The present study investigated rs2069705 and rs2069727 polymorphisms in IFN-γ and rs2596542 polymorphism in MICA and found that the distributions of the homozygous mutant genotype of IFN-γ rs2069727 polymorphism in case and control groups were significantly different. However, IFN-γ rs2069705 polymorphism was irrelevant to the onset of HCC. As for MICA rs2596542 polymorphism, its AA genotype could increase the onset risk of HCC and it was correlated with the incidence of the disease.

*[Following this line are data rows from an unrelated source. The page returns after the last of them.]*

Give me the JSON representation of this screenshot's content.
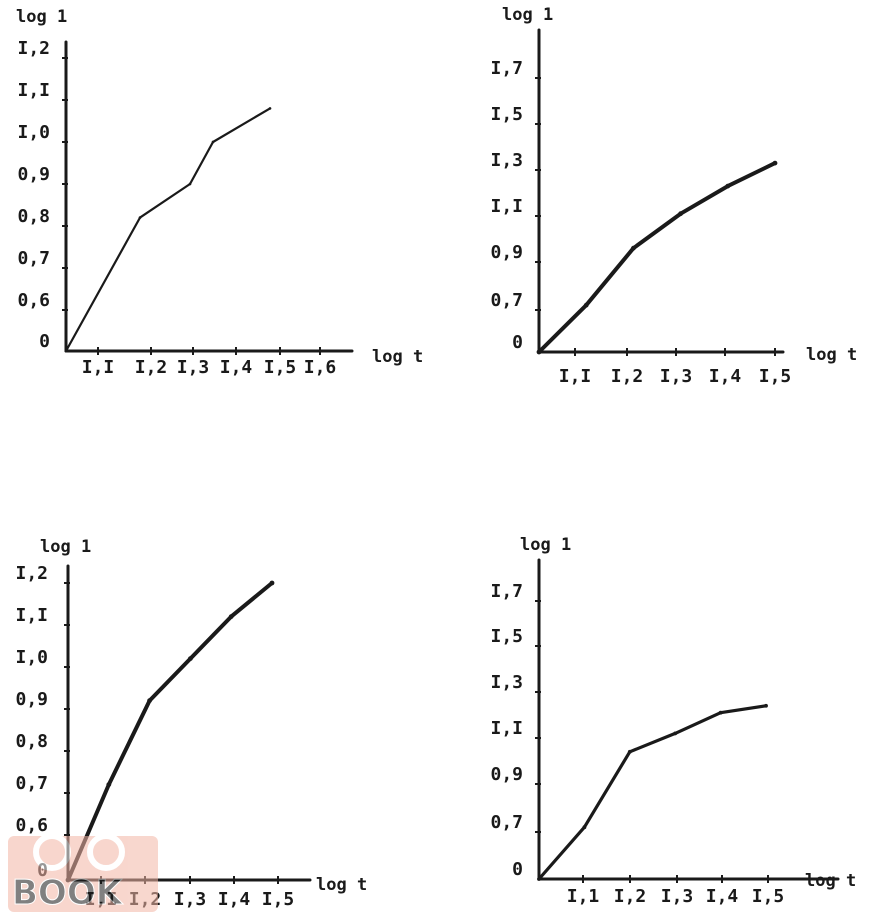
{
  "chart_data": [
    {
      "type": "line",
      "xlabel": "log t",
      "ylabel": "log 1",
      "x_tick_labels": [
        "I,I",
        "I,2",
        "I,3",
        "I,4",
        "I,5",
        "I,6"
      ],
      "y_tick_labels": [
        "0",
        "0,6",
        "0,7",
        "0,8",
        "0,9",
        "I,0",
        "I,I",
        "I,2"
      ],
      "series": [
        {
          "x": [
            1.0,
            1.2,
            1.3,
            1.35,
            1.5
          ],
          "y": [
            0.0,
            0.82,
            0.9,
            1.0,
            1.08
          ]
        }
      ],
      "grid": false
    },
    {
      "type": "line",
      "xlabel": "log t",
      "ylabel": "log 1",
      "x_tick_labels": [
        "I,I",
        "I,2",
        "I,3",
        "I,4",
        "I,5"
      ],
      "y_tick_labels": [
        "0",
        "0,7",
        "0,9",
        "I,I",
        "I,3",
        "I,5",
        "I,7"
      ],
      "series": [
        {
          "x": [
            1.0,
            1.1,
            1.2,
            1.3,
            1.4,
            1.5
          ],
          "y": [
            0.0,
            0.72,
            0.96,
            1.11,
            1.23,
            1.33
          ]
        }
      ],
      "grid": false
    },
    {
      "type": "line",
      "xlabel": "log t",
      "ylabel": "log 1",
      "x_tick_labels": [
        "I,I",
        "I,2",
        "I,3",
        "I,4",
        "I,5"
      ],
      "y_tick_labels": [
        "0",
        "0,6",
        "0,7",
        "0,8",
        "0,9",
        "I,0",
        "I,I",
        "I,2"
      ],
      "series": [
        {
          "x": [
            1.0,
            1.1,
            1.2,
            1.3,
            1.4,
            1.5
          ],
          "y": [
            0.0,
            0.72,
            0.92,
            1.02,
            1.12,
            1.2
          ]
        }
      ],
      "grid": false
    },
    {
      "type": "line",
      "xlabel": "log t",
      "ylabel": "log 1",
      "x_tick_labels": [
        "I,1",
        "I,2",
        "I,3",
        "I,4",
        "I,5"
      ],
      "y_tick_labels": [
        "0",
        "0,7",
        "0,9",
        "I,I",
        "I,3",
        "I,5",
        "I,7"
      ],
      "series": [
        {
          "x": [
            1.0,
            1.1,
            1.2,
            1.3,
            1.4,
            1.5
          ],
          "y": [
            0.0,
            0.72,
            1.04,
            1.12,
            1.21,
            1.24
          ]
        }
      ],
      "grid": false
    }
  ],
  "watermark": {
    "text": "BOOK",
    "color": "#e8826a"
  }
}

Further gene-gene interaction analysis showed that the interaction between the mutant genotypes of IFN-γ rs2069705 and MICA rs2596542 polymorphisms could influence the onset of HCC. Interaction was shown between polymorphisms of rs2069727 and rs2596542, and HCC risk could be enhanced by the interaction.

Our study results show that IFN-γ and MICA polymorphisms affect the incidence of HCC, and the gene-gene interaction between them plays an important role in the occurrence and development of such disease. Therefore, we should pay more attention to the influences of IFN-γ and MICA genes on HCC.

Conclusions

Although we obtained statistically significant results, they are insufficient to understand the pathogenesis of HCC. Our study had some limitations. Firstly, the sample size was small. Secondly, HCC is affected by multiple genetic and environmental factors, but environmental factors were not included in this study. Thirdly, the results were unadjusted. Finally, only 1 ethnicity was included. Therefore, a well-designed cohort study is needed, which should include a large sample size, more ethnicity gene-gene and gene-environment interactions, and adjustment for confounding factors. To confirm our results, another study focused on the MICA rs2596542 polymorphism and IFN-γ protein expression level is necessary. Only in this way can we provide more comprehensive guidance and a control strategy for the prevention of HCC.